I recently built a heater control for my 4500W heater. A small 12V PWM module based around a 555 IC driving a 20A/600V SSR. With two or three such SSRs in parallel i think something like that could drive your motor just fine.


----------



## major (Apr 4, 2008)

Hi met,

12V motor controllers are not too common. Curtis might make such a thing but dealers may not carry the models. I hesitate to say Kelly, but I have seen a couple guys use a 12V controller from them. With Kelly, you had better get 3 times (or at minimum twice) the rating you need.
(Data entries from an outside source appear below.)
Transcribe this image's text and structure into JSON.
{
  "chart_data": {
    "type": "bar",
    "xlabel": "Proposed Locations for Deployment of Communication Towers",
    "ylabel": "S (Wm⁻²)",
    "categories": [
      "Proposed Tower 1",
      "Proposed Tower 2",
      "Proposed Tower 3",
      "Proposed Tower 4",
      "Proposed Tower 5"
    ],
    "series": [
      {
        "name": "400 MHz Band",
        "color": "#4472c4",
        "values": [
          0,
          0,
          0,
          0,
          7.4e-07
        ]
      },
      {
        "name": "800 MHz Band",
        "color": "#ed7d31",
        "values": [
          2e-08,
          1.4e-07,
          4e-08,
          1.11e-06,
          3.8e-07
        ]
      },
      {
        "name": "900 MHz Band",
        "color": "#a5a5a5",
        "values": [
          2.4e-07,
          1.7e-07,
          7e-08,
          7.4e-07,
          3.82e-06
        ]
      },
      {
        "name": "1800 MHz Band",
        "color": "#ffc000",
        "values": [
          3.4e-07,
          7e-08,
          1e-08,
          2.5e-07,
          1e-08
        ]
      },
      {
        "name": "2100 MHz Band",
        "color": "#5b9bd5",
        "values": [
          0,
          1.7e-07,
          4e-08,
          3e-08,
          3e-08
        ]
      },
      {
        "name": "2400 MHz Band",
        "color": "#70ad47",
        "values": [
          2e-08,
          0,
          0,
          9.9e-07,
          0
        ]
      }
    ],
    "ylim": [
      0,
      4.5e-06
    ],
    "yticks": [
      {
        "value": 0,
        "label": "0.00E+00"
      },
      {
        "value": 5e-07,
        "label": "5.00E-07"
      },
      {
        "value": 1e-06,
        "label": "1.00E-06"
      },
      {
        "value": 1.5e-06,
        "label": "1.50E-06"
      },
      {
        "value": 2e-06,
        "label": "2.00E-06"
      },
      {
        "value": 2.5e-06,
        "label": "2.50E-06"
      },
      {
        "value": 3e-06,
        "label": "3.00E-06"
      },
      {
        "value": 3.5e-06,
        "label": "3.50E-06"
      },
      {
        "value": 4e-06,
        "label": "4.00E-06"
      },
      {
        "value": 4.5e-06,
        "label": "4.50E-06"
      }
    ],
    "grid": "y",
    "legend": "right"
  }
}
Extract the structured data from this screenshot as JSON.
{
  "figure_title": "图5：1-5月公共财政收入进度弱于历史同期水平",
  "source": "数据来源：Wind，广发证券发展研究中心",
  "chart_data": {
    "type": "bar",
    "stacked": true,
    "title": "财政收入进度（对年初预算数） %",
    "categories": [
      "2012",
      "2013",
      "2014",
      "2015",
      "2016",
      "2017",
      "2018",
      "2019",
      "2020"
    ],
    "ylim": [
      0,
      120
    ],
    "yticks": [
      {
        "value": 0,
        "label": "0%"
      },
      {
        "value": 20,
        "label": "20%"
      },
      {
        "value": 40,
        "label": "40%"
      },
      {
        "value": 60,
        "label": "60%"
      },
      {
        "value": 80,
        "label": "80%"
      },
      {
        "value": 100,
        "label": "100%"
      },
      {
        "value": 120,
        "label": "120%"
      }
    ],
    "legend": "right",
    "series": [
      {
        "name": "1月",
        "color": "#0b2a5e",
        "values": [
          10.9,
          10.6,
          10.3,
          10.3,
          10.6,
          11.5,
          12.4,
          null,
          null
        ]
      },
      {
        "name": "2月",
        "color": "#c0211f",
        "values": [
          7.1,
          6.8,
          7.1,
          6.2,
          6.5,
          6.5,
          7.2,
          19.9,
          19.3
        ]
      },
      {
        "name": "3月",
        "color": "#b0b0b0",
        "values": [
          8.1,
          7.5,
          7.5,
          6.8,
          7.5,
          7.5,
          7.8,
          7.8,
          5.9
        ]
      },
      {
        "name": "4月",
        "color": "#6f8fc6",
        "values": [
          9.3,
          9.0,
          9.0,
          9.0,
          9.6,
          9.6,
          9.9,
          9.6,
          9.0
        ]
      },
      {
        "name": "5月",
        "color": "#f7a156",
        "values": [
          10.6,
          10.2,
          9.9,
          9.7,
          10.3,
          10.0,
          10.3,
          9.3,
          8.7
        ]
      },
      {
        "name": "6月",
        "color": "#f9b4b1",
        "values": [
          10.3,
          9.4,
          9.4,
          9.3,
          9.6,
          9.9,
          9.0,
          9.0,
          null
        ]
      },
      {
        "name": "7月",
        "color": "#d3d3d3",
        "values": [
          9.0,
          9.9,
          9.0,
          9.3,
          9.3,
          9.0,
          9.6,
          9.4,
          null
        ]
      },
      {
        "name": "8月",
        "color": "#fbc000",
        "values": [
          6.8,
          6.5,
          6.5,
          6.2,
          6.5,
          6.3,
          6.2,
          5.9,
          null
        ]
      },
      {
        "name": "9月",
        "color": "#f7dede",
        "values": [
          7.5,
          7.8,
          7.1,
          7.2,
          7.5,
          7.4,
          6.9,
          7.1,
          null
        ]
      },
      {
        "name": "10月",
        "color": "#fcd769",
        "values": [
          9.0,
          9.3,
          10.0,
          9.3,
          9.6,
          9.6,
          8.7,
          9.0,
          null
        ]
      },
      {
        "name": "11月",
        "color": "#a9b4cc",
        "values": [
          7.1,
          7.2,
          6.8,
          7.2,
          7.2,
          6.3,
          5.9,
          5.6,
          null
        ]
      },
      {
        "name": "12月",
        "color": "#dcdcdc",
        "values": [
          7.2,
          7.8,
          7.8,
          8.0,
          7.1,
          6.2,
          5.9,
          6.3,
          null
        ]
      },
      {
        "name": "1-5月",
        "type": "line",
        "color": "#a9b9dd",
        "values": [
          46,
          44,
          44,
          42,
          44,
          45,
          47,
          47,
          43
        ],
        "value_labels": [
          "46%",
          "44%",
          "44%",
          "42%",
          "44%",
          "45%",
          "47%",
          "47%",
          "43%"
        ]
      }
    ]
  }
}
They are notorious for over rating their controllers.

There are 12V pallet jacks where you might scavenge a controller. 

major


----------



## ken will (Dec 19, 2009)

evmetro said:


> The motor ratings are 12 VDC, 60 amps, 1800 rpm.


This one claims it will handle 60 amps.
http://www.ebay.com/itm/10-50V-60A-...573?pt=LH_DefaultDomain_0&hash=item3a95af01a5


----------



## evmetro (Apr 9, 2012)

Thanks fellas for the replies. I have considered going for a 24 volt controller so that I could canibalize one from a mobility scooter, but I also have an electric actuator for the bed dump, plus a bunch of 12 volt relay coils. Guess I will just keep my eyes out and watch craigslist for a pallet jack...


----------



## evmetro (Apr 9, 2012)

ken will said:


> This one claims it will handle 60 amps.
> http://www.ebay.com/itm/10-50V-60A-...573?pt=LH_DefaultDomain_0&hash=item3a95af01a5


I picked up a couple different ones like that last year, and they were not worthy. I believe I may have that exact one still mounted to the power cart. Since it was just enough to move the cart around empty, I have the tiny controller wired to one side of an on-off-on switch. I can get the cart moving a little with the switch in the controller position, and then flip the toggle switch all the way down the other direction, which switches from the controller relay to the direct drive contactor. When you do it really fast, you can barely feel the cart switch from the unworthy controller to direct current. The only problem with this routine is that it is too much to do in tight quarters and can lead to an out of control cart until my brain catches up to how to control it. Since 1st gear is unbelievably slow and I can shift the three speeds on the fly, I usually just leave the toggle in direct current mode and live with the small lurch in first gear. Hoakey, but no money invested. Now I am ready to spend a little to make it right.


----------